Surge una pregunta: ¿por
qué se afana, esa Inteligencia, en crear? ¿Para
qué la vida, con los pesares y sufrimientos de los
seres vivientes: enfermedades, pasiones, egoísmos?
¿Qué justifica una vida así? Tiene que
haber una causa, si no estaríamos nuevamente frente
a lo gratuito, lo casual. Los misterios son muchos. O quizás
sea sólo uno, el más grande: saber qué
es la inteligencia, qué es Dios. Lo presentimos, pero
no lo podemos tocar. Lo más razonable es pensar que,
como somos seres inteligentes, somos parte de él. En
buenas cuentas, entonces sí lo podríamos tocar.

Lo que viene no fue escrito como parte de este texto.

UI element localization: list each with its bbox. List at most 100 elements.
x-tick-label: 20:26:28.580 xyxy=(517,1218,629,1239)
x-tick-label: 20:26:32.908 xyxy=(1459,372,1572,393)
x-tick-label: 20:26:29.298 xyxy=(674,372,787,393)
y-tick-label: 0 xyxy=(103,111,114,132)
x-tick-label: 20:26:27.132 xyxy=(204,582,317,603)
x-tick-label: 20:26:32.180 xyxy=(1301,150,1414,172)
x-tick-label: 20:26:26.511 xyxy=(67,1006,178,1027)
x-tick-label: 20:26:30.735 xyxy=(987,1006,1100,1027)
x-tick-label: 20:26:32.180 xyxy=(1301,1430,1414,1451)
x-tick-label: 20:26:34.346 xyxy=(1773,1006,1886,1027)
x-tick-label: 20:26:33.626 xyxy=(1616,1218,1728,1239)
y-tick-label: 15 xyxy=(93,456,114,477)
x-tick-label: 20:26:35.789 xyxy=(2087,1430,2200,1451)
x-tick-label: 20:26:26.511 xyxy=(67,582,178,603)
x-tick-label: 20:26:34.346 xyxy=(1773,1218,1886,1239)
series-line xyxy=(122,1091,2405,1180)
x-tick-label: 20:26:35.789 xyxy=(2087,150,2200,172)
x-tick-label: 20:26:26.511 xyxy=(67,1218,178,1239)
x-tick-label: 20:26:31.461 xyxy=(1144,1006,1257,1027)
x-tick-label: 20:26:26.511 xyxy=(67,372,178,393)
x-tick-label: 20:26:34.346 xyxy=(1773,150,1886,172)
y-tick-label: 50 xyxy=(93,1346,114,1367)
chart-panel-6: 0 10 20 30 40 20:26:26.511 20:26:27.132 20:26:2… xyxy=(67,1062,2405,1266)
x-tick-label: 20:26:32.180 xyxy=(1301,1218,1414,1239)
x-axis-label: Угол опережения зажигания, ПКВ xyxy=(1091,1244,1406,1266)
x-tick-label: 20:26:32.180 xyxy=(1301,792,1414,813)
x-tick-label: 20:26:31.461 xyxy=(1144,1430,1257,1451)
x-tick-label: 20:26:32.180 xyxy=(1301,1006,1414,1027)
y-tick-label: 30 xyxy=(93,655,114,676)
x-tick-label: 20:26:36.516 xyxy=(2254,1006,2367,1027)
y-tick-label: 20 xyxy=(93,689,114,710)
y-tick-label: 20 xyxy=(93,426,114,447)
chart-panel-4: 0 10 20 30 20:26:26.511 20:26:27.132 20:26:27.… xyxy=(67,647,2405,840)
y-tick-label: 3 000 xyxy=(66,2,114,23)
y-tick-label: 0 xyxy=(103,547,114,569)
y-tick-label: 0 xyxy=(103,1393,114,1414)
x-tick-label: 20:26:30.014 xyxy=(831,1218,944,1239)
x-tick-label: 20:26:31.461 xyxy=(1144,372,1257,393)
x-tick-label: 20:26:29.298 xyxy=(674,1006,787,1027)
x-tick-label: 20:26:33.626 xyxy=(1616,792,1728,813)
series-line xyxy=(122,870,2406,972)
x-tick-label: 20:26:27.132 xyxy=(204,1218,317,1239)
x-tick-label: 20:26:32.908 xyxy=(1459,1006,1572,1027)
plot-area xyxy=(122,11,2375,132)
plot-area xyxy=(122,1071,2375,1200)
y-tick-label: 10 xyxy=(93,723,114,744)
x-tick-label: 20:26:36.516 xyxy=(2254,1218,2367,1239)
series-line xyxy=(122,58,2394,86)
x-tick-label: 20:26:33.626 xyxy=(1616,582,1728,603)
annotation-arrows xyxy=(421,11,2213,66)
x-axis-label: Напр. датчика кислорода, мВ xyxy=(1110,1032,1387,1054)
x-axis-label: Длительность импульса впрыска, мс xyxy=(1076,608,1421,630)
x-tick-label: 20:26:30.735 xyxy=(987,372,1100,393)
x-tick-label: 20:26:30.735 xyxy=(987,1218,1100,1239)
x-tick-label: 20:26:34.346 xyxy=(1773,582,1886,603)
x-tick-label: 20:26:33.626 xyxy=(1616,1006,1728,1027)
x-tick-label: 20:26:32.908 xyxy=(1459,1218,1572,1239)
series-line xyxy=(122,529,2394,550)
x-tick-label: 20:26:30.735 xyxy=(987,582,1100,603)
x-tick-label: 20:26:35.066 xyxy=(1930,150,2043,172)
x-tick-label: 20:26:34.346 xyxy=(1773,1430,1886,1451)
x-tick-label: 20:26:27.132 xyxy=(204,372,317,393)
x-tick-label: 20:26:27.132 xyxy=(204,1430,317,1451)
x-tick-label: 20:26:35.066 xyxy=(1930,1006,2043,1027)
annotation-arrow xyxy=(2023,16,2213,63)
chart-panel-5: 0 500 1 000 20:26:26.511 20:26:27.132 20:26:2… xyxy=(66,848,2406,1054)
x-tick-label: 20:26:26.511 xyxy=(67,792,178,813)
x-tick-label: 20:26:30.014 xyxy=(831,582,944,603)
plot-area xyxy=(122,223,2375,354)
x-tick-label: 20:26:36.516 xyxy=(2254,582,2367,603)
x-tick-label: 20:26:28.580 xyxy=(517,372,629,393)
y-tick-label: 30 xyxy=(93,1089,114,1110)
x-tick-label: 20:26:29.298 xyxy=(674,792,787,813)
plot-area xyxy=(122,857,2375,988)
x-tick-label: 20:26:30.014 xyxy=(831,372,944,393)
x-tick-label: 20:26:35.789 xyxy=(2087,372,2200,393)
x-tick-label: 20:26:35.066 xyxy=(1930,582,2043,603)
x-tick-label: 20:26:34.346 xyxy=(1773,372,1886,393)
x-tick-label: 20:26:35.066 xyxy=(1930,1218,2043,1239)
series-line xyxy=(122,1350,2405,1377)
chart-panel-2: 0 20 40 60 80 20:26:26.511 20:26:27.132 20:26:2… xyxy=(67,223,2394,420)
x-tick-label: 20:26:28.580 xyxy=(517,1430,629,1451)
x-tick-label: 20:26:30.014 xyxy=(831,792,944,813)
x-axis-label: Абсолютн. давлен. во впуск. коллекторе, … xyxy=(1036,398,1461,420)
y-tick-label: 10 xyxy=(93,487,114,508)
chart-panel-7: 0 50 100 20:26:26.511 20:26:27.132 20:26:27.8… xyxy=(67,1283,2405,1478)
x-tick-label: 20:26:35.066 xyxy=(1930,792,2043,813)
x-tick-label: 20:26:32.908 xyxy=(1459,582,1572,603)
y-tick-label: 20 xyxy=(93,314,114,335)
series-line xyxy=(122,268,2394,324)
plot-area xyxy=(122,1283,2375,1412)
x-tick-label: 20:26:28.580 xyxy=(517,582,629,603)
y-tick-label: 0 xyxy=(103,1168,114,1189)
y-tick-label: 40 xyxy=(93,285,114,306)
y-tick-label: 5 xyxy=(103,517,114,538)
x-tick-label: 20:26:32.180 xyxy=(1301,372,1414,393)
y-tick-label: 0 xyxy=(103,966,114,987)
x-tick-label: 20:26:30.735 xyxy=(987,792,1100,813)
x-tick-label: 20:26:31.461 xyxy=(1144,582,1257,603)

El I Ching, un libro chino de sabiduría
proveniente de tiempos casi míticos (3300 A.C.) y que,
entre otros apartados, contiene 64 signos oraculares, dice
en su signo número 52, llamado La Montaña o
El Aquietamiento: ...una vez que el ser humano ha logrado
aquietarse en su interior, puede dirigirse hacia el mundo
externo. Ya no verá en él la lucha y el torbellino
de los seres individuales, y será dueño de la
verdadera quietud necesaria para comprender las grandes leyes
del acontecer universal y el modo de actuar como corresponde...
Eso significa calmarse, aplacar el orgullo,
amansar la arrogancia, achicar la altivez, aquietarse en esencia,
lo cual es conseguir la conquista más difícil
para el ser humano: la de la modestia y la humildad. Este
parece ser el camino hacia la comprensión del más
grande de los misterios. Cada cual decide cuándo empezar.